La monnaie fiduciaire est aussi ancienne que la monnaie : même quand le bien de référence était une quantité de grain ou une tête de bétail, il était possible de réaliser des transactions, des prêts ou des dépôts avec des objets représentatifs de ces biens réels mais peu pratiques.
Parmi les exemples antiques de monnaie fiduciaire métallique, on compte l'antoninien émis dans l'Empire romain en 215 par Caracalla[2]. Cette pièce avait une valeur faciale de deux deniers mais un poids en argent de 1,5 denier[2].
Puis sont apparus les lettres de change, les billets de banque et les chèques.
En France, l'expression monnaie fiduciaire existe dès le milieu du XIXe siècle. En pays anglophones, l'expression fiat money est attestée dès des élections de la fin XIXe siècle.

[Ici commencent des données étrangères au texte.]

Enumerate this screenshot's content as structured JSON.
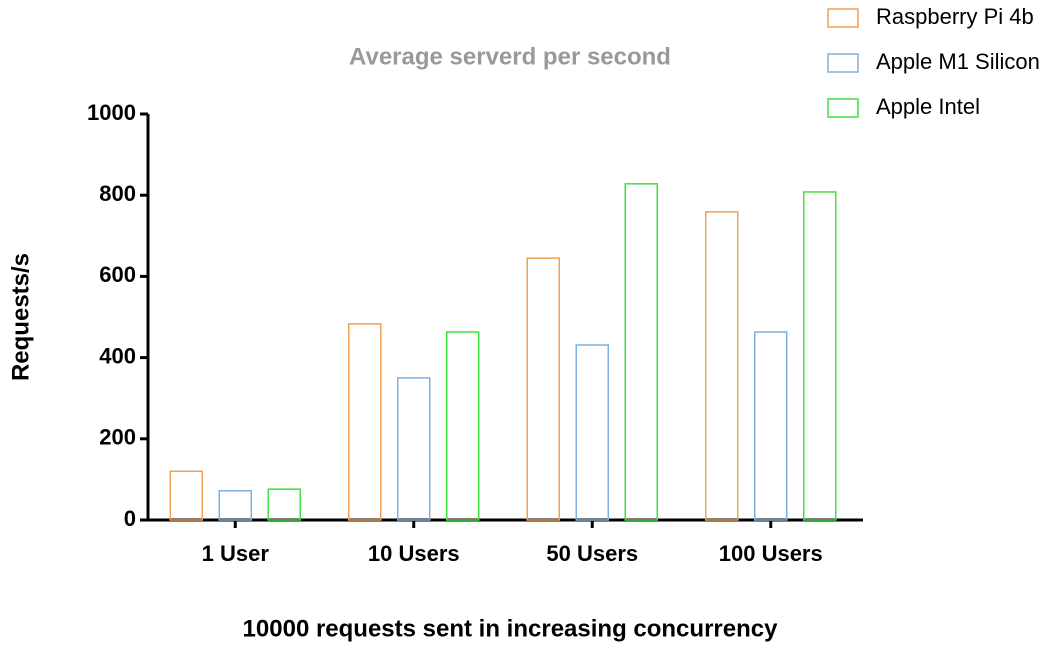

Dans les économies modernes, les comptes en banque de dépôts à vue, ou dépôts de monnaie scripturale, sont constitués de monnaie fiduciaire, représentative d'une somme en monnaie légale qui n'est elle-même que de la monnaie fiduciaire de la banque centrale[réf. nécessaire].
Dans les années 2000, la monnaie électronique (Moneo en France) est apparue ; contrairement aux cartes de paiement, l'argent qui y est stocké n’est pas directement associé à un compte courant, mais peut être converti (dans les deux sens) dans le compte d'une banque adhérente au système ; il s’agit donc d'une monnaie fiduciaire de troisième niveau (le premier étant la monnaie légale et le deuxième la monnaie scripturale des comptes bancaires).
La valeur nominale, par exemple d'un billet de banque marqué « 10 euro », ne réside manifestement pas dans le coût de la matière qui lui sert de support matériel, ici le papier-monnaie. Contrairement aux instruments monétaires matérialisés sous la forme de métaux précieux, la valeur de cette matière est nettement plus faible que la valeur nominale attribuée au billet. Le coût de fabrication d'un billet de 10 euros est très inférieur à sa valeur faciale.
La « croyance » qu'un billet de dix euros vaut bien dix euros provient de sa valeur d'échange, donc du constat qu'à tout moment ce billet permet bien d'acquérir un bien ou un service d'un prix équivalent.
Aujourd'hui, la quasi-totalité des monnaies dans le monde (par exemple l'euro, créé à partir de monnaies fiduciaires nationales ou le dollar américain qui n'est plus convertible en or depuis la fin des accords de Bretton Woods le ) sont des monnaies fiduciaires.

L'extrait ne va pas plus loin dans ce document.